Hikers Delight Trail Challenge
Join Friends of Shenandoah Mountain and Potomac Appalachian Trail Club – Southern Shenandoah Valley Chapter for a choice of three invigorating and scenic hikes on Shenandoah Mountain. Meet at the front gate on Saturday morning to catch a ride or to follow in your own vehicle. Bring water, a snack, appropriate clothing and shoes, rain gear and any personal items or first aid you might need.
Grooms Ridge Trail – 3.4 miles (challenging) Meet 8am
This is a tough but rewarding climb to a scenic point on Grooms Ridge Trail in the heart of the proposed Little River Wilderness (now making its way through Congress!). The trail climbs 1200′ in 1.7 miles to a panoramic overlook. The hike takes 1.5 hours to the top and another 1 hour to return with a 20-minute rest at the top. We will arrive back at Natural Chimneys Park by approximately 12:30PM. See the following link for more information: https://www.friendsofshenandoahmountain.org/grooms-ridge-hike.html
North River Gorge Trail – 2 miles (easy). Meet at 9am
This easy 2 miles out and back hike is great for children and families. We will begin on the Wild Oak Trail before connecting with the North River Gorge Trail. North River Gorge is known for its scenic beauty, clean water, spring wildflowers, and its unique swinging bridge. The trail is fairly flat and wide and follows the river allowing for beautiful sounds throughout the hike and opportunities to get near the water. We will meet at the Natural Chimney Entrance Station at 9 AM and caravan to the Wild Oak Trailhead, returning by 11:30 AM.
Trimble Mountain Trail – 4 miles (moderate) Meet at 8am
This is a 4-mile loop trail that begins across the road from Todd Lake. We will climb about 1,000’ in 2 miles reaching the first Trimble Mountain peak and then continue on to the second peak before descending to the starting point. This hike is not too steep, but it will get your blood flowing. We will hike through mature forest, cross a couple of small streams, and pass by a salamander pond. The hike takes about 3 hours including a 20-minute break for water and a snack. We should be back at Natural Chimneys by noon.
Other Great Local Hikes
Situated near the North River Ranger District of George Washington and Jefferson National Forests, you’ll find the perfect trail for a day hike. A map of area recreational opportunities is available here. Augusta County is home to two wilderness areas, Ramsey’s Draft and St Mary’s, each offering some of the most beautiful trails and mountain streams in the Shenandoah Valley.

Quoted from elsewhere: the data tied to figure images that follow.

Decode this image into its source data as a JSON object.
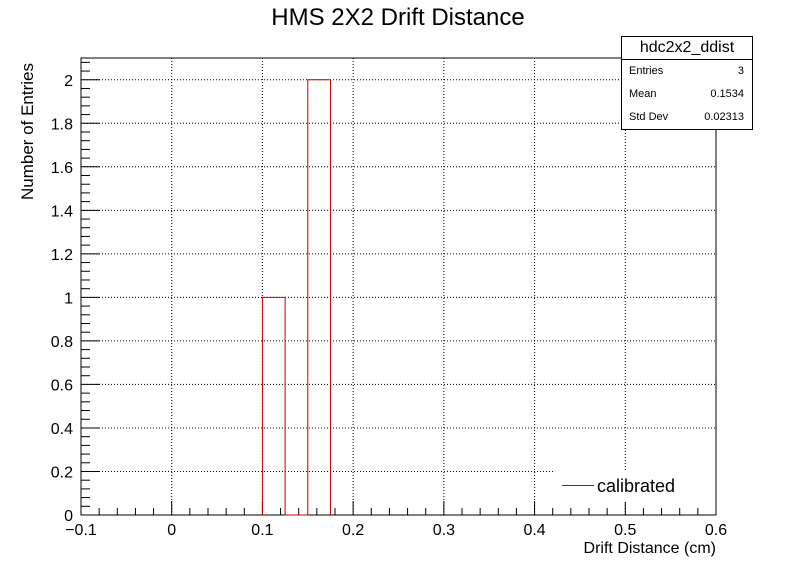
{
  "chart_data": {
    "type": "bar",
    "title": "HMS 2X2 Drift Distance",
    "xlabel": "Drift Distance (cm)",
    "ylabel": "Number of Entries",
    "xlim": [
      -0.1,
      0.6
    ],
    "ylim": [
      0,
      2.1
    ],
    "x_ticks": [
      "−0.1",
      "0",
      "0.1",
      "0.2",
      "0.3",
      "0.4",
      "0.5",
      "0.6"
    ],
    "y_ticks": [
      "0",
      "0.2",
      "0.4",
      "0.6",
      "0.8",
      "1",
      "1.2",
      "1.4",
      "1.6",
      "1.8",
      "2"
    ],
    "grid": true,
    "line_color": "#cc0000",
    "bins": [
      {
        "x_low": 0.1,
        "x_high": 0.125,
        "value": 1
      },
      {
        "x_low": 0.15,
        "x_high": 0.175,
        "value": 2
      }
    ],
    "series": [
      {
        "name": "calibrated"
      }
    ],
    "legend_position": "bottom-right"
  },
  "stats_box": {
    "name": "hdc2x2_ddist",
    "rows": [
      {
        "key": "Entries",
        "value": "3"
      },
      {
        "key": "Mean",
        "value": "0.1534"
      },
      {
        "key": "Std Dev",
        "value": "0.02313"
      }
    ]
  }
}
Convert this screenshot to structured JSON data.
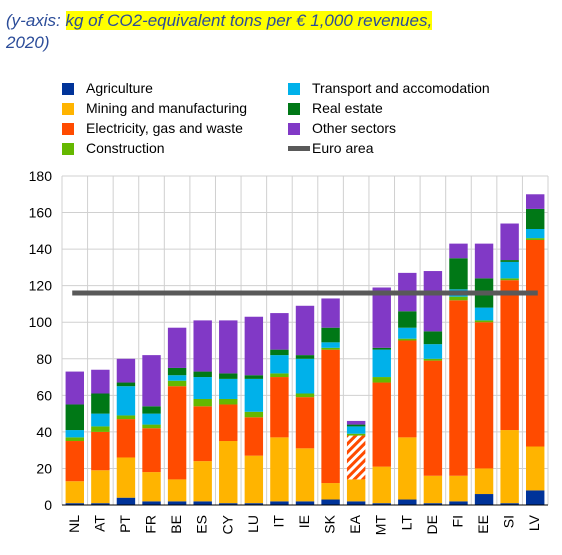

The North River Gorge Trail is a scenic trail that traverses through the North River Gorge, and winds between Lookout and Trimble Mountains. The North River Gorge Trail has gentle grades but requires fording the North River nine times. The Wild Oak Trail was designated a National Recreation Trail in 1979 by the Secretary of Agriculture. This trail has three access points from developed roads which provide shorter hiking segments. A trail map for the immediate region can be purchased here.
Natural Chimneys Park has 2.5 miles of hiking trails. Approximately one mile of this trail system is level and considered easy for walking. This trail meanders along the borders of the park, in and out of hardwood stands. The park borders the North River, giving the hiker a walk beside calm waters when the river is running. Unfortunately, the river retreats underground at times in the summer due to low levels. The remainder of the trails is on steep hills and ridges, and is of medium difficulty. There are overlooks giving a peek back down into the valley below and displaying the unimpeded western view from the ridge atop of the Natural Chimneys themselves.
Numerous wildflowers and wildlife is observable while using either trail. It is not uncommon to see a chipmunk or grey squirrel, or hear a songbird or an owl. White tail deer, wild turkey, and the occasional black bear have been sighted on the park. In fact, Natural Chimneys is included as an observation site for the Mountain Trail of the Virginia Birding & Wildlife Trail System. Natural Chimneys Park exhibits some of the incredible geology of western Virginia. Remnants of rock once carved by a shallow sea remind the visitor of the massive timeframes needed to create formations we see today. The open grassy areas around the chimney host open country species such as eastern kingbird, eastern bluebird, American robin, American goldfinch and chipping sparrow. The neighboring scrubby brush land and secondary forest support other familiar species such as eastern phoebe, eastern wood-pewee, Carolina chickadee, tufted titmouse, Carolina wren, blue jay, northern cardinal and eastern towhee. The North River runs through the property and, when rainfall keeps it flowing, it supports a variety of water birds including herons and waterfowl. Butterflies to look for around the park include eastern tiger and spicebush swallowtails, tawny emperor and pearl crescent.